Dio a luz a una hija que apenas vivió unos meses, y en su segundo parto le rasgaron el estómago —una cesárea mortal— para tratar de sacar con vida al heredero al trono. "Haga todo lo que sea menester, pero salve al niño", inquirió el rey al médico. La terrible escena la narró así el cronista Wenceslao Ramírez de Villarrutia: "Hallándose en avanzado estado de gestación y suponiéndola muerta, los médicos procedieron a extraer el feto, momento en el que la infortunada madre profirió un agudo grito de dolor que demostraba que todavía estaba viva".

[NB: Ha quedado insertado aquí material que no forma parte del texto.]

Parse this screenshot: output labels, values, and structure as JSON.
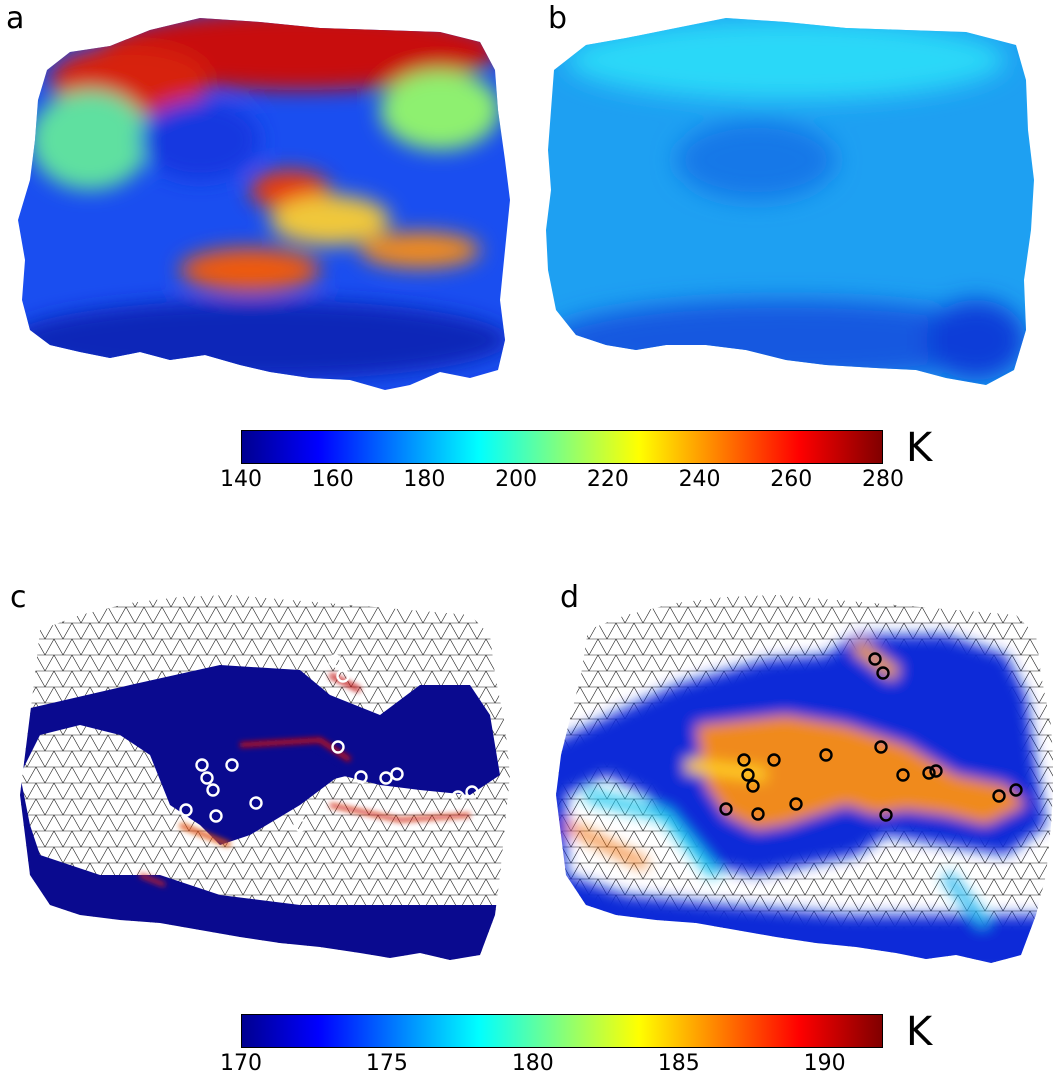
{
  "panels": {
    "a": {
      "letter": "a",
      "colormap": "top",
      "style": "full",
      "scheme": "hot-top"
    },
    "b": {
      "letter": "b",
      "colormap": "top",
      "style": "full",
      "scheme": "cool-uniform"
    },
    "c": {
      "letter": "c",
      "colormap": "bottom",
      "style": "mesh",
      "marker_color": "#ffffff",
      "marker_count": 16
    },
    "d": {
      "letter": "d",
      "colormap": "bottom",
      "style": "mesh",
      "marker_color": "#000000",
      "marker_count": 17
    }
  },
  "colorbars": {
    "top": {
      "unit": "K",
      "min": 140,
      "max": 280,
      "ticks": [
        "140",
        "160",
        "180",
        "200",
        "220",
        "240",
        "260",
        "280"
      ]
    },
    "bottom": {
      "unit": "K",
      "min": 170,
      "max": 192,
      "ticks": [
        "170",
        "175",
        "180",
        "185",
        "190"
      ]
    }
  },
  "colormap": "jet"
}
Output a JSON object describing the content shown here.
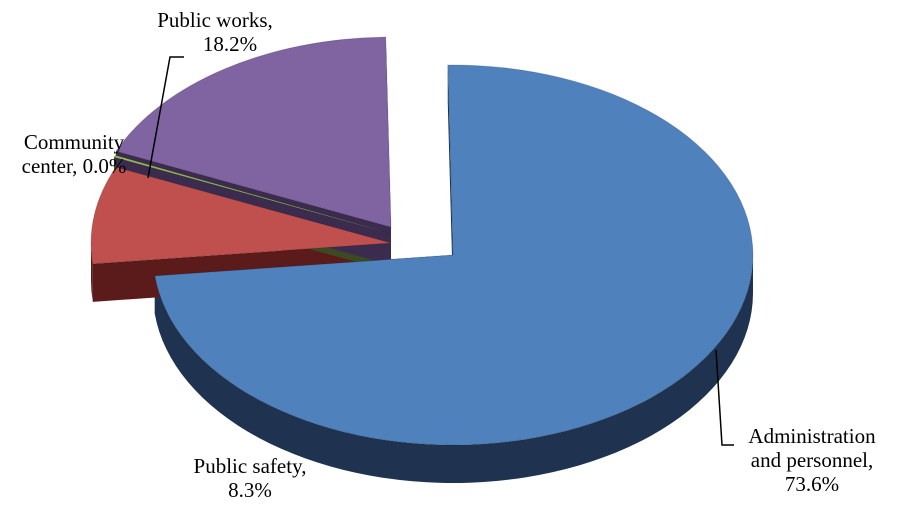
{
  "chart_data": {
    "type": "pie",
    "style": "3d-exploded",
    "title": "",
    "slices": [
      {
        "key": "admin",
        "label_line1": "Administration",
        "label_line2": "and personnel,",
        "value_text": "73.6%",
        "value": 73.6,
        "color": "#4f81bd",
        "side_color": "#1f3350"
      },
      {
        "key": "safety",
        "label_line1": "Public safety,",
        "label_line2": "",
        "value_text": "8.3%",
        "value": 8.3,
        "color": "#c0504d",
        "side_color": "#5a1b1a"
      },
      {
        "key": "community",
        "label_line1": "Community",
        "label_line2": "center,",
        "value_text": "0.0%",
        "value": 0.0,
        "color": "#9bbb59",
        "side_color": "#3b4a22"
      },
      {
        "key": "works",
        "label_line1": "Public works,",
        "label_line2": "",
        "value_text": "18.2%",
        "value": 18.2,
        "color": "#8064a2",
        "side_color": "#3b2c4f"
      }
    ]
  }
}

La tercera mujer de Fernando VII fue la única con la que no compartía el apellido Borbón, María Josefa Amalia de Sajonia, una niña de dieciséis años criada en un convento que quedó horrorizada por los atributos de su marido desde la noche de bodas —el papa hasta tuvo que enviarle una carta indicándole que las relaciones sexuales dentro del matrimonio estaban consentidas—. Así lo narró en una carta el escritor Prosper Merimée:
"La reina fue puesta en el lecho sin ninguna preparación. Entra Su Majestad. Figúrese a un hombre gordo con aspecto de sátiro, morenísimo, con el labio inferior colgándole. Según la dama por quien sé la historia, su miembro viril es fino como una barra de lacre en la base, y tan gordo como el puño en su extremidad; además, tan largo como un taco de billar. (...) Ante esta horrible vista, la reina creyó desvanecerse, y fue mucho peor cuando Su Majestad Católica comenzó a toquetearla sin miramientos, y es que la reina no hablaba más que el alemán, del que S. M. no sabía ni una palabra, así que la reina se escapa de la cama y corre por la habitación dando grandes gritos".

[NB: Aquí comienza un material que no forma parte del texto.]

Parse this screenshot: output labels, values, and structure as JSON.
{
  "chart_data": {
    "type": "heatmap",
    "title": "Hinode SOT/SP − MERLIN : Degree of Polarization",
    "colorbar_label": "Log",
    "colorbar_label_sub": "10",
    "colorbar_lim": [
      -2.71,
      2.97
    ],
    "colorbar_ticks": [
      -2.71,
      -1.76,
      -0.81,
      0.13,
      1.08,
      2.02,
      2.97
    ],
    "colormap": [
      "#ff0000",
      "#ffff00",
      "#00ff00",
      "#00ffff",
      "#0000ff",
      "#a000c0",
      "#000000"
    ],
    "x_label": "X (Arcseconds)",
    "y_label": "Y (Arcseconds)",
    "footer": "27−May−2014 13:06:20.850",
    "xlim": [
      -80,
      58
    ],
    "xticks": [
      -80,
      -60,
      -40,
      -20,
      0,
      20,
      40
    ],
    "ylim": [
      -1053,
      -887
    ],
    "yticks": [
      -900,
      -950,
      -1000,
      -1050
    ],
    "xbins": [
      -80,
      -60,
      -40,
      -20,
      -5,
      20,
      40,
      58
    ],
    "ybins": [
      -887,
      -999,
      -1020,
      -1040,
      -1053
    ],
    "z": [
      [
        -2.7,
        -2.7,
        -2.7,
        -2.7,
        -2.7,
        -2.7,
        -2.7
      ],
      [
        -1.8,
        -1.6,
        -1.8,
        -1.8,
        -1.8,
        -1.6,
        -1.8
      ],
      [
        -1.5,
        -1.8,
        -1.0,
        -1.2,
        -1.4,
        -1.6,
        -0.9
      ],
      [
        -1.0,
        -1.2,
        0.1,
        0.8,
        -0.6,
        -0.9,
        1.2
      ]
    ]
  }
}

Una década se prolongó este enlace hasta que unas fiebres le causaron la muerte a María Amelia en 1829. Y una vez más, Fernando VII encontró una nueva mujer en el árbol genealógico de los Borbones: su sobrina María Cristina, hija de su hermana María Isabel y Francisco I de las Dos Sicilias. Esta reina gobernadora, reconocida corrupta y mala madre, lograría al fin entregarle un sucesor al trono de España —los rumores palaciegos indican que el monarca empezó a utilizar durante las relaciones sexuales un cojín con un agujero en el centro—, aunque no fue varón: el rey felón tuvo que abolir la ley sálica para que Isabel II, no sin guerra civil de por medio con su tío Carlos María Isidro, fuese nombrada reina.